Cette vie doucereuse continuera à la fin du film auprès de Russell, où quelques clichés nous les dévoile, sourires aux lèvres, à déguster une glace sur le trottoir : belle vie fardée des paillettes de la simplicité, exubérance poétique.
Lâcher du lest
Les paragraphes s’accumulent. Là-Haut est riche de leçons. Concernant le toit sur nos têtes aussi. Le vieux Carl est plus que réticent à claquer la porte de la sienne, repère de toute sa vie, construite par ses soins et ceux d’Ellie. Une maison coulée dans le moule de leur amour. Un lieu chaleureux, réconfortant, siège de toute une vie.
Mais Là-Haut nous montre qu’abandonner les clés de notre maison ou la laisser flotter parmi les nuages, portée par des ballons, ce n’est pas passer à autre chose ni faire table rase et oublier tout ce qui a été.
Au contraire, l’épopée de Carl illustre le fait que quitter un foyer qui a été notre vie pour un temps, c’est l’emmener avec soi, c’est hériter dans son cœur de toutes les réminiscences du lieu. Alors oui, une maison, c’est plus qu’un toit sur nos têtes, mais à la fois ce n’est qu’une bicoque, car le vrai foyer est posé là où vivent ceux qu’on aime profondément, et qui nous aiment en retour.
Et c’est celui-ci qui compte vraiment.
Se désenclaver de nos attaches matérielles ! Là-Haut est en ce sens un panégyrique assez éloquent de la liberté, mettant en scène un senior qui ose se dépoussiérer et qui prend le pari de se laisser porter, au gré du vent, quittant une vie laborieuse pour une aventure unique en pleine nature.
Pour chipoter
Si les dix premières minutes sont un véritable film dans le film, offrant une rare poésie, la suite paraît un peu pâtir d’un tel départ, et souffre de quelques longueurs. De même, si globalement l’équilibre est maintenu entre le ton sérieux voire mélancolique, et celui comique voire décalé, certaines séquences dérapent vraiment vers des extravagances très (trop) burlesques.
Regrettable certes, les films qui démarrent fort de la sorte s’essoufflent souvent par la suite.

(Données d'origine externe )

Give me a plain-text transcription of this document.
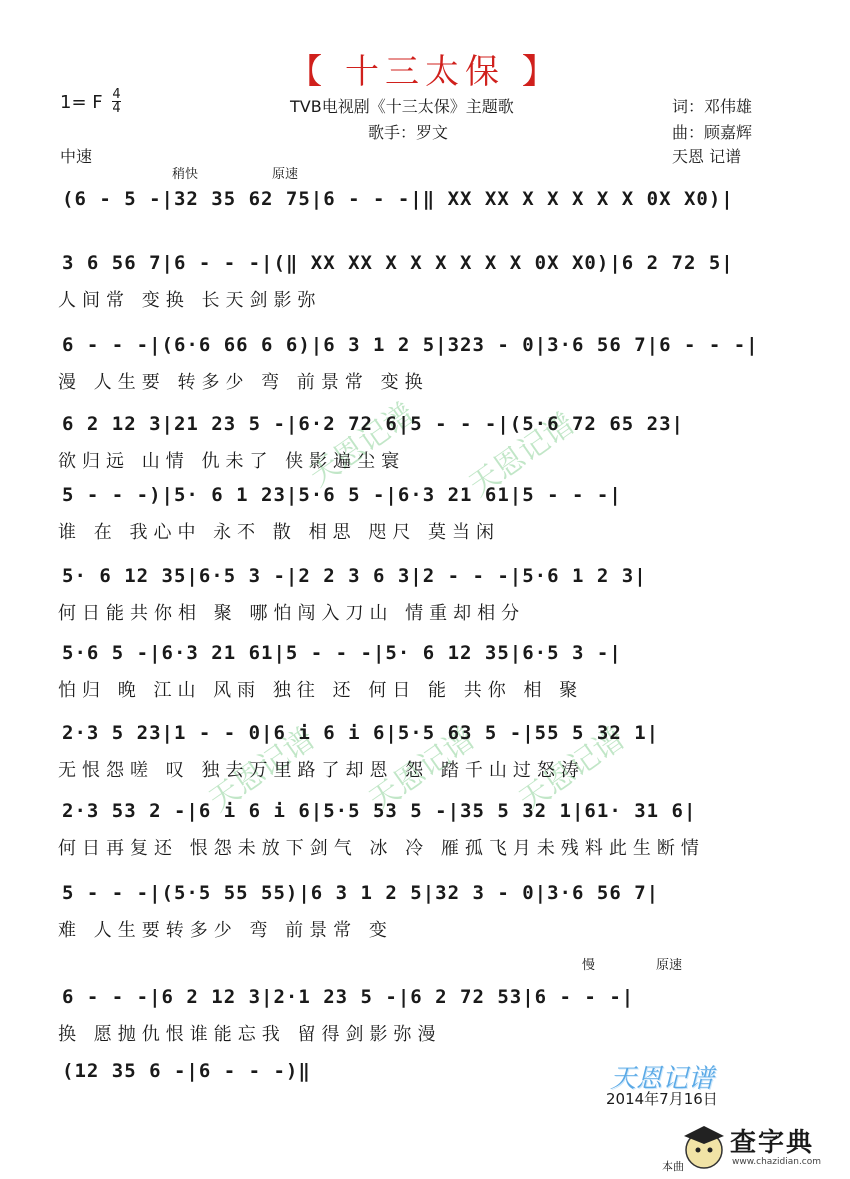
【 十三太保 】
1= F 4
4	TVB电视剧《十三太保》主题歌
歌手：罗文
词：邓伟雄
曲：顾嘉辉
天恩 记谱
中速
稍快	原速
慢	原速
天恩记谱
天恩记谱 天恩记谱
天恩记谱 天恩记谱
(6 - 5 -|32 35 62 75|6 - - -|‖ XX XX X X X X X 0X X0)|
3 6 56 7|6 - - -|(‖ XX XX X X X X X X 0X X0)|6 2 72 5|
人间常 变换 长天剑影弥
6 - - -|(6·6 66 6 6)|6 3 1 2 5|323 - 0|3·6 56 7|6 - - -|
漫 人生要 转多少 弯 前景常 变换
6 2 12 3|21 23 5 -|6·2 72 6|5 - - -|(5·6 72 65 23|
欲归远 山情 仇未了 侠影遍尘寰
5 - - -)|5· 6 1 23|5·6 5 -|6·3 21 61|5 - - -|
谁 在 我心中 永不 散 相思 咫尺 莫当闲
5· 6 12 35|6·5 3 -|2 2 3 6 3|2 - - -|5·6 1 2 3|
何日能共你相 聚 哪怕闯入刀山 情重却相分
5·6 5 -|6·3 21 61|5 - - -|5· 6 12 35|6·5 3 -|
怕归 晚 江山 风雨 独往 还 何日 能 共你 相 聚
2·3 5 23|1 - - 0|6 i 6 i 6|5·5 63 5 -|55 5 32 1|
无恨怨嗟 叹 独去万里路了却恩 怨 踏千山过怒涛
2·3 53 2 -|6 i 6 i 6|5·5 53 5 -|35 5 32 1|61· 31 6|
何日再复还 恨怨未放下剑气 冰 冷 雁孤飞月未残料此生断情
5 - - -|(5·5 55 55)|6 3 1 2 5|32 3 - 0|3·6 56 7|
难 人生要转多少 弯 前景常 变
6 - - -|6 2 12 3|2·1 23 5 -|6 2 72 53|6 - - -|
换 愿抛仇恨谁能忘我 留得剑影弥漫
(12 35 6 -|6 - - -)‖	天恩记谱
2014年7月16日
查字典
www.chazidian.com
本曲
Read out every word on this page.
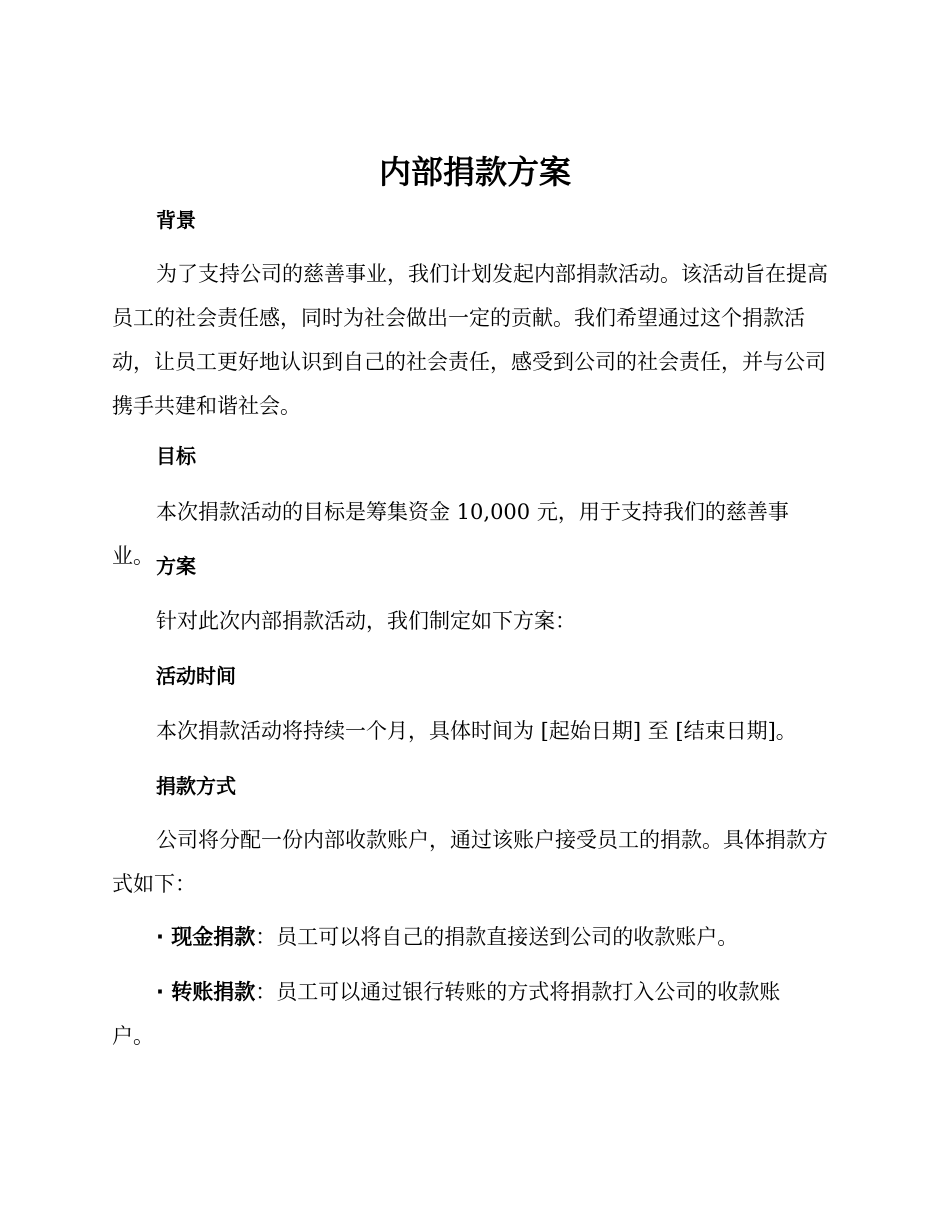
内部捐款方案
背景

为了支持公司的慈善事业，我们计划发起内部捐款活动。该活动旨在提高员工的社会责任感，同时为社会做出一定的贡献。我们希望通过这个捐款活动，让员工更好地认识到自己的社会责任，感受到公司的社会责任，并与公司携手共建和谐社会。

目标

本次捐款活动的目标是筹集资金 10,000 元，用于支持我们的慈善事业。 方案

针对此次内部捐款活动，我们制定如下方案：

活动时间

本次捐款活动将持续一个月，具体时间为 [起始日期] 至 [结束日期]。

捐款方式

公司将分配一份内部收款账户，通过该账户接受员工的捐款。具体捐款方式如下：

· 现金捐款：员工可以将自己的捐款直接送到公司的收款账户。

· 转账捐款：员工可以通过银行转账的方式将捐款打入公司的收款账户。
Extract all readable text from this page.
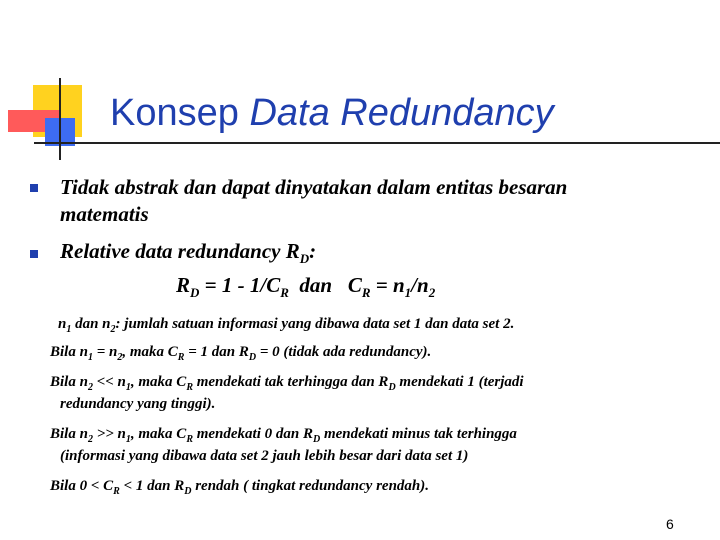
Konsep Data Redundancy
Tidak abstrak dan dapat dinyatakan dalam entitas besaran
matematis
Relative data redundancy $R_D$:
$R_D = 1 - 1/C_R$  dan   $C_R = n_1/n_2$
$n_1$ dan $n_2$: jumlah satuan informasi yang dibawa data set 1 dan data set 2.
Bila $n_1 = n_2$, maka $C_R = 1$ dan $R_D = 0$ (tidak ada redundancy).
Bila $n_2 << n_1$, maka $C_R$ mendekati tak terhingga dan $R_D$ mendekati 1 (terjadi
redundancy yang tinggi).
Bila $n_2 >> n_1$, maka $C_R$ mendekati 0 dan $R_D$ mendekati minus tak terhingga
(informasi yang dibawa data set 2 jauh lebih besar dari data set 1)
Bila $0 < C_R < 1$ dan $R_D$ rendah ( tingkat redundancy rendah).
6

Les ballons de Là-Haut qui se dégonflent à mesure que le film avance n’enlèvent cependant rien à son charme.
Bref, Là-Haut, globalement marquant, tant par ses images inoubliables que par sa musique qui, à elle seule, semble dévoiler l’essence même du film : des rires, des larmes, la joie d’exister, la joie d’avoir, la tristesse de perdre.
Si ce film arrive à chatouiller le cœur des grands comme des petits, c’est sans doute parce qu’il caresse la vie elle-même.
Gonflé à l’hélium, je dirais que ce film est une belle invitation pour nous autres, lourdauds, de vivre un peu plus sereins, un peu plus légers.
Vivre plus léger, surtout quand on rêve trop lourd.